Photo/Parliament of Sāmoa/Composite image PMN
Sāmoa is borrowing again after years of debt reduction, with the government saying its stronger fiscal position has unlocked concessional loans.








After nearly a decade of paying down debt, Sāmoa is borrowing again.
The government’s 2026/27 Budget includes ST$41.5 million (NZ$26.1m) in concessional loans - low-interest with long repayment periods - marking a major shift in how the country finances development and public spending.
The government links the change directly to Sāmoa’s improved financial position.
Over the past five years, public debt has fallen from 41 per cent of Gross Domestic Product (GDP) in 2021/22 to 19.5 per cent by March 2026, according to figures contained in successive Budget Addresses to Parliament.
That improvement helped lift Sāmoa's debt distress rating from high risk to moderate risk in 2024. The change has important consequences.
Under lending rules by the World Bank (WB) and Asian Development Bank (ADB), countries considered high risk receive most support through grants. Once a country moves into the moderate risk category, it becomes eligible for a mix of grants and concessional loans.

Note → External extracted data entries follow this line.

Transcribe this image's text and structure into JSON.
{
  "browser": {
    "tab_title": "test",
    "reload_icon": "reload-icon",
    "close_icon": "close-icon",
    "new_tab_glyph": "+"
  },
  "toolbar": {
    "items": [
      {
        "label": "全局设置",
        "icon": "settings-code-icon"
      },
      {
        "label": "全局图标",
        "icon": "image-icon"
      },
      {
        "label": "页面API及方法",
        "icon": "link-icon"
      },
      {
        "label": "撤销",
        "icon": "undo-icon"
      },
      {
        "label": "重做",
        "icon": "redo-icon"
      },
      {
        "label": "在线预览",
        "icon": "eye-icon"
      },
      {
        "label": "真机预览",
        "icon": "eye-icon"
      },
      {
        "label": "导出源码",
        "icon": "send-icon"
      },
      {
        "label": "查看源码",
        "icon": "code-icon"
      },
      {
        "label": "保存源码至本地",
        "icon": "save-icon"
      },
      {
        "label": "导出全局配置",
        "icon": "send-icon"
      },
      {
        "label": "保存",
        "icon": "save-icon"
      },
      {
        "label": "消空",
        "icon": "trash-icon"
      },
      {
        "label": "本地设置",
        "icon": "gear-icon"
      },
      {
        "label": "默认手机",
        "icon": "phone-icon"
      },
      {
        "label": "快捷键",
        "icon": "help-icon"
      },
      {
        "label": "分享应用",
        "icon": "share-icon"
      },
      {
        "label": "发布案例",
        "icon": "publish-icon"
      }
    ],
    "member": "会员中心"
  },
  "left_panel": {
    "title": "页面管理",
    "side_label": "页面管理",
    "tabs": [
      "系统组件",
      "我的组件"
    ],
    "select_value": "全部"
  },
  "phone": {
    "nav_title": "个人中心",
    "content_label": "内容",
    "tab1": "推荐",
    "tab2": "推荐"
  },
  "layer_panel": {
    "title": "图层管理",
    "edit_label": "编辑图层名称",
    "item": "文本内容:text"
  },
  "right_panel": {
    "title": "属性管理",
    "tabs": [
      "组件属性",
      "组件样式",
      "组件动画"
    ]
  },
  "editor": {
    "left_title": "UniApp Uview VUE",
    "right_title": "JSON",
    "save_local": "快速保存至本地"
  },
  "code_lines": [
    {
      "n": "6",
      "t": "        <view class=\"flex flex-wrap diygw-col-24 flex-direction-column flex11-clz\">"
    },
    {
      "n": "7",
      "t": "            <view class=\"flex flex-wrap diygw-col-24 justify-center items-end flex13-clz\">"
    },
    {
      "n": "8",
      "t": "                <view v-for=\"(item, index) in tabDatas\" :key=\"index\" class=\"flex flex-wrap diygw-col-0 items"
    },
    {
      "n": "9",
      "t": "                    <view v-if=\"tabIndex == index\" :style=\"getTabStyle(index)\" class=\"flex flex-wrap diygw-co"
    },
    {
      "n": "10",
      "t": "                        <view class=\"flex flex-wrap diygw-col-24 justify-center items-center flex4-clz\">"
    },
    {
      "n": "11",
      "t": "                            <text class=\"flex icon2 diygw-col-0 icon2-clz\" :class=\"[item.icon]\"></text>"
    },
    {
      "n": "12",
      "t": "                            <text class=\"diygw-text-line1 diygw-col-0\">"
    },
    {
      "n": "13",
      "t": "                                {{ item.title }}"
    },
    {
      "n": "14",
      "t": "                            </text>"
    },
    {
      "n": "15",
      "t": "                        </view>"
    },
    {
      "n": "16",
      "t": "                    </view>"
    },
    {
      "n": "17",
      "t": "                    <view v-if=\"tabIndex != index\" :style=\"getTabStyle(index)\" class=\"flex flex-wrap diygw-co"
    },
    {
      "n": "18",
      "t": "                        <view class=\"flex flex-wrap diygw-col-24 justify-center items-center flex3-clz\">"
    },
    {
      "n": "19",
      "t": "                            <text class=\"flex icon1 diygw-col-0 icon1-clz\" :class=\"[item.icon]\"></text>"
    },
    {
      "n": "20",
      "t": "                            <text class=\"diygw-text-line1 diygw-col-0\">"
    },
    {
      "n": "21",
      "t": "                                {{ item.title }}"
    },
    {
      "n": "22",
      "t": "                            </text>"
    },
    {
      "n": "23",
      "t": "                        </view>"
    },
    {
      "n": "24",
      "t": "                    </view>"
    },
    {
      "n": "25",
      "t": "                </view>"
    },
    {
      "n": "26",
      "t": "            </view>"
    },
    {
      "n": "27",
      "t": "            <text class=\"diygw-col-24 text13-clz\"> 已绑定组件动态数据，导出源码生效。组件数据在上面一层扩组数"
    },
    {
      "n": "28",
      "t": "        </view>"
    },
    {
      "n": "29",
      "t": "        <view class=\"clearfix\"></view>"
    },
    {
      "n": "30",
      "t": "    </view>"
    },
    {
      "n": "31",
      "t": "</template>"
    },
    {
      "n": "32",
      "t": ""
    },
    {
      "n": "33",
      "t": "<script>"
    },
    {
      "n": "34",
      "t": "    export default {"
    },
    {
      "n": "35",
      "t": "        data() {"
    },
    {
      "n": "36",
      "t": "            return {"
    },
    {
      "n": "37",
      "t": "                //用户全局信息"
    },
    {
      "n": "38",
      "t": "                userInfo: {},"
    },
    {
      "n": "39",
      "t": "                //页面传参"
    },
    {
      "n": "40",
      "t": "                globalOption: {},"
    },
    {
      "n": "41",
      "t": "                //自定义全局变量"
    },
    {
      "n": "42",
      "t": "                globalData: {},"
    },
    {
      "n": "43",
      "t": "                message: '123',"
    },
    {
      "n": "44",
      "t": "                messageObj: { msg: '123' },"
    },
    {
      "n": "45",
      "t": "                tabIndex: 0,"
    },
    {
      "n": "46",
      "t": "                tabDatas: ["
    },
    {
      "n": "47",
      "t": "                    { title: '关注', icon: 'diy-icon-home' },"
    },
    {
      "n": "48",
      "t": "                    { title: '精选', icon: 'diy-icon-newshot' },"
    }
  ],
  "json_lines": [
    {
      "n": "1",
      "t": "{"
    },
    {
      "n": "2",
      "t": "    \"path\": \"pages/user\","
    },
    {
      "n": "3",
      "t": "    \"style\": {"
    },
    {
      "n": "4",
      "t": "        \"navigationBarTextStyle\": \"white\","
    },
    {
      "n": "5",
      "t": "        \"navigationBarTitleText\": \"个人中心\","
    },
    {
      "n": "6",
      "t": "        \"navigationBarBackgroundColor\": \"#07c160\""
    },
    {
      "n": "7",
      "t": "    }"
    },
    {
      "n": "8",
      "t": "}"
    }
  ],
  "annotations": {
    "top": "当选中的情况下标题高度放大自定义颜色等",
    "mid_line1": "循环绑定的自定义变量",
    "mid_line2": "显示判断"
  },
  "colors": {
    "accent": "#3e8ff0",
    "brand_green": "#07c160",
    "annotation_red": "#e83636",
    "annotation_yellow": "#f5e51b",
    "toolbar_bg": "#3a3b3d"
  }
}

Sāmoa embarks on a ST$1.5 billion (NZ$949.8 million) budget, its most ambitious in recent years, but the World Bank has cautioned that spending capacity must keep pace with spending ambition if new borrowing is to translate into results on the ground. Photo/World Bank Pacific/Facebook
In simple terms, Sāmoa's success in reducing means international lenders now consider it financially strong enough to borrow again.
Finance Minister Mulipola Anarosa Ale-Molioo acknowledged the shift in her Budget Address on 26 May.
"Whereas prior to 2025, Sāmoa's external financing from the World Bank and the Asian Development Bank were provided on a 100 per cent grant basis, our sound fiscal position as highlighted above, now allows us to access resources on a 50 per cent grant and 50 per cent concessional loan basis," she told Parliament.

Opposition leader Tuilaepa Sailele Malielegaoi has raised concerns about accountability in the government's deficit financing and community development funding. Photo/Parliament of Sāmoa.
She described the change as a sign of confidence from development partners. "The shift reflects the confidence of our partners in Sāmoa's ability to manage debt responsibly and provides Sāmoa new opportunities and greater flexibility to fund national development projects."
But the return to borrowing comes as the government prepares for a larger Budget deficit. The 2026/27 Budget projects a cash deficit of ST$215.9 million (NZ$136m) or 3.1 per cent of GDP, up from ST$153.6 million (NZ$96.8m) the previous year.
The concessional loans form part of the package being used to fund that shortfall. The budget does not identify specific programmes linked to the loans.
In a media statement, opposition leader and former Prime Minister Tuilaepa Sailele Malielegaoi questioned how the deficit would be financed, describing the new funding as "new monies from somewhere”.
Tuilaepa also criticised the government's decision to begin public consultations on the budget before Parliament's Finance and Expenditure Committee completes its review and reports back later this month.
The ST$215.9 million (NZ$136m) deficit will be covered through three main sources: ST$41.5m (NZ$26.1m) in concessional loans, ST$59.9 m (NZ$37.9m) in General Budget Support from development partners and ST$114.4m (NZ$72.4m) from existing government cash reserves.
Watch (Sāmoan) Mulipola Anarosa Ale-Molioo's budget address in parliament below.
The World Bank's April 2026 Pacific economic assessment said Sāmoa has room to increase spending but warned that delivering public investment projects would require stronger implementation and oversight.
Another challenge remains largely out of the spotlight. Nearly 93 per cent of Sāmoa's existing public debt is held in foreign currencies. The largest share is denominated in Special Drawing Rights (SDR) - an international reserve currency set by the IMF and tied to a basket of major world currencies - alongside Chinese yuan, Japanese yen and US dollars.
The Ministry of Finance identifies exchange rate movements as one of the main risks facing the country’s debt portfolio.
PMN News sought comment from the Ministry of Finance and the World Bank on the borrowing arrangements, future debt projections and the conditions attached to concessional lending. Neither had responded by the time of publication.